By placing Process Commander SmartShapes on a Visio worksheet, business analysts can link activities together to create an automated process. Visio then presents the visual form of the flow and, based on the SmartShape that is utilized, the PegaRULES Engine automatically presents the correct rule form.
As a result, Visio diagrams utilized in Process Commander are "live" diagrams -- empowering business managers to evolve and define how processing applications work in real-time as they modify these diagrams on-the-fly. Versioning capabilities also enable business users to adjust to changing business requirements and quickly implement required processes.
The Process Commander server runs on multiple operating systems, including Windows, Solaris and AIX, and utilizes leading applications servers including IBM WebSphere, BEA WebLogic and Apache Tomcat.

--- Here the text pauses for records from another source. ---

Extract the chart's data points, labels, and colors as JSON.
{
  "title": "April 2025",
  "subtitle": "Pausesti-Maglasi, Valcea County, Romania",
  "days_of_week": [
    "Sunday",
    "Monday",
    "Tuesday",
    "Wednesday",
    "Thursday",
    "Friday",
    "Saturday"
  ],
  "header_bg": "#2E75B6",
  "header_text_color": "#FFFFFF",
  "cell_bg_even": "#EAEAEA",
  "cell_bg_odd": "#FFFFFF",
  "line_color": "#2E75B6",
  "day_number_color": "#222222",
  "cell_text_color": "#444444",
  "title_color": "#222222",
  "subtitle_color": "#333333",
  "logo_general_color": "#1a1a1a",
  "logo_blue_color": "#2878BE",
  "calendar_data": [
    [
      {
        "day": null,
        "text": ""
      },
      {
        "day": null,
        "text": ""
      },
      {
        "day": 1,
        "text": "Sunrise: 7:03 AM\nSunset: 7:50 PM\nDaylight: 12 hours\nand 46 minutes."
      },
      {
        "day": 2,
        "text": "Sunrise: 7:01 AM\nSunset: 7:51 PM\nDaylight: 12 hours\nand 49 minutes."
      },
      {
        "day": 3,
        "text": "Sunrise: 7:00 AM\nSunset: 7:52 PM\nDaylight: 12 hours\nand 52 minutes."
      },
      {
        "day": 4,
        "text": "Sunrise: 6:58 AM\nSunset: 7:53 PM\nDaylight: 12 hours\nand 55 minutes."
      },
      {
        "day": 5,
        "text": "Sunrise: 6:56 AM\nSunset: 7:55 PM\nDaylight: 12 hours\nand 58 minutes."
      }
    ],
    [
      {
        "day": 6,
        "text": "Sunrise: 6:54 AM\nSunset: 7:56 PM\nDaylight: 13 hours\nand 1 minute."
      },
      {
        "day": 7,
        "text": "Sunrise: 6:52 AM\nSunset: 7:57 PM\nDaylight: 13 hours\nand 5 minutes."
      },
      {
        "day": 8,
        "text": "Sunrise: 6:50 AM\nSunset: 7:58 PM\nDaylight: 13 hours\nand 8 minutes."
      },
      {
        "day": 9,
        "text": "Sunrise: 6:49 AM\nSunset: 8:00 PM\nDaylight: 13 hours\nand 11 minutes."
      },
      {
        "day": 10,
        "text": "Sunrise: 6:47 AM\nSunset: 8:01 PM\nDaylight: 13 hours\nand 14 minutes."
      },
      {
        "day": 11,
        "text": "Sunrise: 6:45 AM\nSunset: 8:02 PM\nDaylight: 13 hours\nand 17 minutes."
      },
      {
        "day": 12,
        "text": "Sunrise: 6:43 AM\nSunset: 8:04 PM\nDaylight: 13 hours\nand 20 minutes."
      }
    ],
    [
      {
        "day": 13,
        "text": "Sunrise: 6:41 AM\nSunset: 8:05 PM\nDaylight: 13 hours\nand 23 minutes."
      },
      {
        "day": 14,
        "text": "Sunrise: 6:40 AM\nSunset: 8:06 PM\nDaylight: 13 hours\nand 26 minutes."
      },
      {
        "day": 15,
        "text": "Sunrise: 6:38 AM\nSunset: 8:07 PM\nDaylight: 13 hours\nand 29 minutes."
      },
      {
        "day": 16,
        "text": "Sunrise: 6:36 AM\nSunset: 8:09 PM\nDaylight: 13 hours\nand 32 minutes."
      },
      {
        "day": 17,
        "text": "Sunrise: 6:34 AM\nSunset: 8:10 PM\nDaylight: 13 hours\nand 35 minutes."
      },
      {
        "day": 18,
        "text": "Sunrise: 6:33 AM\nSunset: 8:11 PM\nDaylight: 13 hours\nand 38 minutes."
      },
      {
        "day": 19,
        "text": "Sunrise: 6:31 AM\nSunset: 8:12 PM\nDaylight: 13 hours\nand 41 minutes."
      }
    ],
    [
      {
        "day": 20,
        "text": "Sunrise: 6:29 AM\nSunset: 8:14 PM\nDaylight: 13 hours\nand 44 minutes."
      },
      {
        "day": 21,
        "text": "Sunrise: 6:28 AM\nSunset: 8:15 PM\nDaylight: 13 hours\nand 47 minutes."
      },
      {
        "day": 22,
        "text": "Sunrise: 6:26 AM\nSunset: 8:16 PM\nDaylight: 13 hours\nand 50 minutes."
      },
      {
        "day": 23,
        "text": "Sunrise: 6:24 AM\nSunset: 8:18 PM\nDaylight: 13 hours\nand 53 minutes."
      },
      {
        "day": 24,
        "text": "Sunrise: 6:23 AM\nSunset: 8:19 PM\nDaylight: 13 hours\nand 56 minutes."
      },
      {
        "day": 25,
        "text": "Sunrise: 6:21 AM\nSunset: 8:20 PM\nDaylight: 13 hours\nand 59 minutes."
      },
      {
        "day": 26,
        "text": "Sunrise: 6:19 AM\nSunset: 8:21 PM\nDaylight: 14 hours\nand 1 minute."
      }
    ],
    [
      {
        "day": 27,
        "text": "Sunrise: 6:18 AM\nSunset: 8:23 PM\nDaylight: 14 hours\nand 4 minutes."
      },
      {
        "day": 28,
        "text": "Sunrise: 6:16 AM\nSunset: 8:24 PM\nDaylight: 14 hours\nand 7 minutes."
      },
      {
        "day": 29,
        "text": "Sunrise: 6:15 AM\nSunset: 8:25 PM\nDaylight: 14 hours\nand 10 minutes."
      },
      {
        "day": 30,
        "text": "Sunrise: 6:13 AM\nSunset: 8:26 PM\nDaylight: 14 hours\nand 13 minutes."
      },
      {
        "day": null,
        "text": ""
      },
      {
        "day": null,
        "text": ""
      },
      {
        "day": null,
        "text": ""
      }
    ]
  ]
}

Process and business rules reside in a common rulebase, which may run on Oracle, Microsoft SQL and IBM DB2 relational databases. This combination of a distributed server architecture and centralized rulebase running in heterogeneous environments provides a range of scalability and deployment options.
Additional features of Process Commander include:Browser Interface: Used for all development and application functions.Support of Complex Processes: Includes a wide variety of assignment, worklist, process and reporting functions to improve work efficiency.Service Level Agreements: Enable users to manage actions and prioritize work.
In addition to these capabilities, Process Commander supports Directed Web Access, which enables customers or users outside of an organization's firewall to contribute to a process. For example, a customer could be directed to a one-time secure Web URL where they could fill out a request for service or similar form. All rules and processes within the system can also be exposed as Web services, enabling other applications to access or invoke them as appropriate.